Mac,
Thanks for the endorsement. There was a hanging, unfinished portion of my post - specifically regarding Supers - and the gist of it was:
I've seen notable architects at work on classic courses, new designs, restorations - the Super (the best of em) is the guy who does all the vital grunt work, and many times Supers are under great economic pressure to do construction work "in-house" on his existing labor-materials budget. A small annex of funds may be apportioned for architectural consulting and the increased labor, but its the Super and his guys that often reshape a bunker, build a new forward tee, improve an existing tee or start to reclaim green area that have been reduced from mowing patterns.
I stress a local Super of repute because they are the certainly most familiar with the horticultural/agronomic specifics of turf, trees, plantings, irrigation, drainage, climate in that region and they have the shared experience of other local colleagues at other local courses who remain well-abreast of changing events and turf trends in their area. They are also completely fluent with local compliance in all environmental, OSHA, planning, zoning and wetlands details and can double-team with the architect to hammer those nettling, but essential aspects of any project.

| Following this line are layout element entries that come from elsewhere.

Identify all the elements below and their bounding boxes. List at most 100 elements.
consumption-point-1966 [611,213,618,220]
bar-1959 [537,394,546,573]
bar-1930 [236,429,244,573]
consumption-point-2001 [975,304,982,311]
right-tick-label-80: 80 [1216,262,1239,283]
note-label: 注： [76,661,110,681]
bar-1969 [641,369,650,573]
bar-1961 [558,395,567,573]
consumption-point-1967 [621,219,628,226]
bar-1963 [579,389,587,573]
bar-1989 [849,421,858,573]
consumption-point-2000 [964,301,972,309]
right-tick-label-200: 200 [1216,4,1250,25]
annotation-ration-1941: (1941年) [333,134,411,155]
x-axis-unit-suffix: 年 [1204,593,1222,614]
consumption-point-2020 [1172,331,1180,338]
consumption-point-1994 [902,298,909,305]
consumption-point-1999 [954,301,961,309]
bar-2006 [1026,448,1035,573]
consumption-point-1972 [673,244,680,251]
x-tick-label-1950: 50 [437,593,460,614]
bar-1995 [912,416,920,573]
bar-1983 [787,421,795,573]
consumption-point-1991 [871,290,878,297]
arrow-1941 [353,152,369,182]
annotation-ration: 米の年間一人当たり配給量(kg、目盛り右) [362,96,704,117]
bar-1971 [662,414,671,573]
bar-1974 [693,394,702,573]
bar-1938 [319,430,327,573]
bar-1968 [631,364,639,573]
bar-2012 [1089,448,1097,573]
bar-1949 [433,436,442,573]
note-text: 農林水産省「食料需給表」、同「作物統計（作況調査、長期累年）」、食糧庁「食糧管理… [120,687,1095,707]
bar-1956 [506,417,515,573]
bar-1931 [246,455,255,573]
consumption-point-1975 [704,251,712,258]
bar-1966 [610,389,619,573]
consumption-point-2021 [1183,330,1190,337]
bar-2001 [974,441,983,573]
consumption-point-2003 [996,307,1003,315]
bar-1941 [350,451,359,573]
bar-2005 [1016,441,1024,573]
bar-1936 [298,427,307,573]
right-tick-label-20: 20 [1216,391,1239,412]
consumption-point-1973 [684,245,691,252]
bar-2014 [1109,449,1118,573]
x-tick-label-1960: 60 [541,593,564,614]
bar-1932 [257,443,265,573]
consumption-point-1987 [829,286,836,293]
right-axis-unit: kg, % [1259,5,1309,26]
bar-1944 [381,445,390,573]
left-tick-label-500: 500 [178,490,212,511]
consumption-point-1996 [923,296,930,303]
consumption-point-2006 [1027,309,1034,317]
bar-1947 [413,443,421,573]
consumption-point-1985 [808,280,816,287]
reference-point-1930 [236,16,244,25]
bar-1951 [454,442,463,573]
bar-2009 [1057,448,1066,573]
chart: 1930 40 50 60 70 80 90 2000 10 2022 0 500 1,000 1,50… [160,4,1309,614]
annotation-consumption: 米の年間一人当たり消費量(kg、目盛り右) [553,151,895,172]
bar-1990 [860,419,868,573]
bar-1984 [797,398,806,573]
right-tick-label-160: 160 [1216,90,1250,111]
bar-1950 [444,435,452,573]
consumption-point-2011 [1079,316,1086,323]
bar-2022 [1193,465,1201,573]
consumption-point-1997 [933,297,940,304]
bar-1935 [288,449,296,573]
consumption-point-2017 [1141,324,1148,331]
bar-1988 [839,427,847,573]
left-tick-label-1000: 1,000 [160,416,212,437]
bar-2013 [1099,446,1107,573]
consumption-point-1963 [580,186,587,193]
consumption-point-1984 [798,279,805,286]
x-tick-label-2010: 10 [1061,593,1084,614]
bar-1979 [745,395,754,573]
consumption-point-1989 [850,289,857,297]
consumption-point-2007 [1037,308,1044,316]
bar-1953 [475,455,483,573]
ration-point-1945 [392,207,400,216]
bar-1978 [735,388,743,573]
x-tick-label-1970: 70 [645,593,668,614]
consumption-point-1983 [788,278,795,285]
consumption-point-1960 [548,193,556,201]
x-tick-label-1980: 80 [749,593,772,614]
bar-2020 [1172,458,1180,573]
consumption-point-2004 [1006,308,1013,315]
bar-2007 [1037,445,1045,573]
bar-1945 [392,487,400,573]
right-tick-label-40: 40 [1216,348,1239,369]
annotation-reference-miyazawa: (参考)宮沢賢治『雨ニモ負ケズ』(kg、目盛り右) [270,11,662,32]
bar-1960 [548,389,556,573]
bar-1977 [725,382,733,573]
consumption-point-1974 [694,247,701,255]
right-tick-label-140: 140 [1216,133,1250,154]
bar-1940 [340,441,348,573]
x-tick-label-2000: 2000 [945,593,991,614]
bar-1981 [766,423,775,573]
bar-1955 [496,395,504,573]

Re-reading this and my last post, I fear I am giving the impression that I am eschewing or damning with faint praise the role of an architect in GCA. I apologize if my words cannot be construed any other way, because it is not my intent or axe to grind. I believe we are approaching a second zenith in GCA, with the Hanses, Doaks, Coore/Crenshaws et al amongst the notable leaders and putting to bed for many years some bad, bland design axioms. There are many great architects performing an essential role with great skill (some of whom visit this site) and if I was merely looking for sound, considered, informed, interesting golf design I would hire them in a minute, with near carte blanche. However, I would like to be the architect of a golf course, not a golf course architect yet I need a good man's help in a specific way.
Now let some big bag of money fall from the sky and I can get started on Sunrise Hill in Brookfield, CT, to be sited on a defunct farm. I'm almost done with my initial routing already.